« De la propriété possessive à la propriété expressive. Fichte, Hess, Marx »

Franck Fischbach

Publié le 25 juin 2013 Mis à jour le 25 juin 2013
Pour pouvoir être considérée comme une philosophie sociale, en un sens relativement précis du terme, une philosophie doit pouvoir répondre à un certain nombre de critères dont les principaux sont à mon sens les suivants. Il faut, premièrement, que cette philosophie se donne les moyens de distinguer la société de l’Etat, le social du politique ; il faut donc qu’elle reconnaisse une autonomie (fût-elle relative) à la société et à la vie sociale par rapport à l’Etat et à la vie politique. Deuxièmement, il doit s’agir d’une philosophie se concevant comme elle-même inscrite dans un contexte social, qu’elle se comprenne réflexivement elle-même comme une pratique savante et théorique liée à d’autres pratiques qui constituent un contexte historique au sein duquel elle se sait être elle-même située et sur lequel elle n’exclut pas d’exercer des effets en retour. Troisièmement, il faut qu’elle adopte, relativement à la société, un point de vue évaluatif autorisant une critique de la réalité sociale existante à l’aune de ce que cette philosophie conçoit comme devant être.
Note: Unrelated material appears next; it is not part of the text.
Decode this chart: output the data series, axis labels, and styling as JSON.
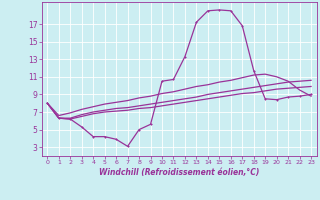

Enfin, quatrièmement, pour pouvoir relever d’une philosophie sociale, il faut que la démarche philosophique prenne une forme que je dirais « militante », au sens où elle s’adresse consciemment à des acteurs ou des sujets sociaux capables de s’approprier, sinon le point de vue même de la philosophie sociale, du moins ses principaux résultats, et capables par suite d’engager sur cette base une action transformatrice de la réalité sociale existante. Or, il me parait que la philosophie de Fichte répond à chacun de ces critères et que, dans l’histoire de la philosophie, elle est certainement l’une des premières dont on puisse le dire.